DİZİ|The Queen's Gambit
2021'in ilk yazısıyla herkese selam.
Bir satranç meraklısı olmasam da küçükken sırf heves ettiğim için kuralları öğrenip oynamışlığım var.Bundan öteye gitmeyen satranç merakımı yeniden körükleyen ve yine aynı şekilde bir sonraki bölümde ne olacak merakıyla 2 gün içinde hemen bitirdiğim bir diziyle karşınızdayım.
Oyuncular:Anya Taylor Joy, Chloe Pirrie, Bill Camp, Matthew Dennis Lewis, Russel Dennis Lewis
Yapımcılar: Scott Frank, Allan Scott
Bölüm sayısı:7
Hikaye Walter Tevis'in romanından uyarlama olan bu dizinin yapımcıları Scott frank ve allan Scott.
Hikaye bizleri 1950'li yıllardan alıp 60'lı yılların sonuna kadar giden bir serüvene dahil ediyor.Elizabeth Harmon babasıyla hiç tanışmamış, 9 yaşında küçük bir çocukken annesi karşı yoldan gelen bir araca çarparak intihar ediyor.Kazadan burnu bile kanamadan kurtulan küçük Beth Kentucky'de bir yetimhaneye yerleştiriliyor.Her şey burada Beth'in okul hademesi olan William Shaibel'ın bodrum katında ne olduğunu hiç bilmediği taşlarla bir tahta üzerinde oynamasından sonra başlıyor.Beth için yetimhane aslında hayatının dönüm noktası oluyor.
Shaibel'dan satranç oynamasını öğretmesini istiyor.İlk başta karşı çıkıyor çünkü satranç o dönem erkeklerin ağır bastığı bir oyun.Daha sonradan öğretmeye karar veriyor Shaibel.
Birkaç yıl sonra Beth bir aile tarafından evlatlık alınıyor.Evlatlık alındığı babası dizi boyunca pek görünmüyor.Beth ise üvey annesinin desteğiyle satranç turnuvalarına katılıyor.İlk büyük başarısı dönemin en iyi satranç oyuncuları arasında gösterilen Harry Beltik'e karşı kazanmak oluyor.

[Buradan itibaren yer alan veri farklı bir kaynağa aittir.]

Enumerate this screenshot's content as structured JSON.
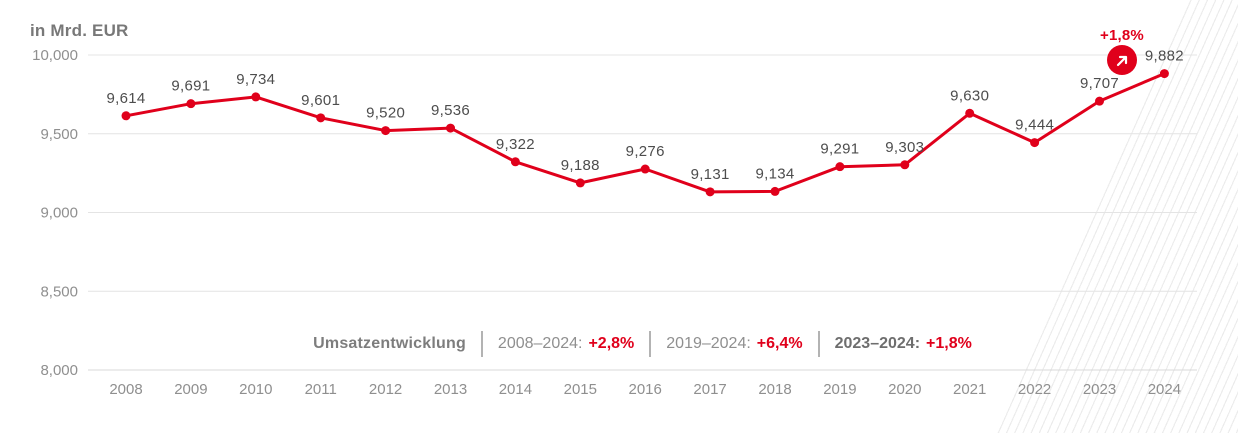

Turnuvalarda yükseldikçe daha fazlasını isteyen Beth en sonunda yurt dışındaki satranç turnuvalarına katılıyor.Bu turnuvalardan birinde üvey annesi Alma'yı kaybediyor.Küçükken zaten annesiz kalmasından sonra kendi annesi gibi sevdiği Alma'yı da kaybetmek onu derinden üzüyor.
Beth'in asıl amacı ise Sovyetlerin satrançta yenilemez düşünmesine son vermek.Bu yüzden dönemin en büyük ustası Borgov'u yenmeye çalışmasını bütün film boyunca görüyoruz.
Dizinin konusundan sonra kendi yorumlarıma gelirsek;
Dizi, Sovyetler'in satranç alanındaki başarısına son veren Amerikalı satranç ustası Fisher'ın hayatını anımsattı bana.O dönem soğuk savaşın etkilerinin yıllar geçse de hala sürüyor olması nedeniyle dünyada büyük yankı uyandırmıştı.Bu mini diziyi izlediğimizde zaten bunu açıkça görüyoruz.
Erkek egemen bir satranç dünyasında Beth'in de satranç oynaması ve erkeklere karşı kazanması diğer insanlar tarafından tebrik edilmesi gerekilen bir davranışken her defasında cinsiyet ayrımcılığı olarak dönüyor kendisine.Dönemi göz önüne aldığımızda bu sadece satranç değil bir çok alanda olan bir sorun iken ,diğer taraftan Beth'in tüm bu cinsiyetçi yaklaşımlara ve satranç erkek işidir lafına tüm rakiplerini yenerek cevap vermesine tanık oluyoruz.
Dikkatimi ilk önce tahta çekmişti. 64 kareden oluşan bir dünya. Orada kendimi güvende hissediyorum. Kontrolümde, egemenliğimde olabiliyor. Öngörmeye müsait. Zarar görürsem tek suçlusu benim.Elizabeth Harmon
Dizinin dönemi güzel yansıttığını düşüyorum.Kıyafetler ve dekorlar her şey hızlı değişen 60'lara göreydi.Diğer bir taraftan kamera açılarından çok beğendiklerim oldu.Ayrıca dizide geçen her satranç hamlesi de gerçekmiş,öylesine oynanmış hamlelerden bahsetmiyoruz.Harry Gasparov(rus Satranç ustası) ve Bruce Pandolfini hazırlamış.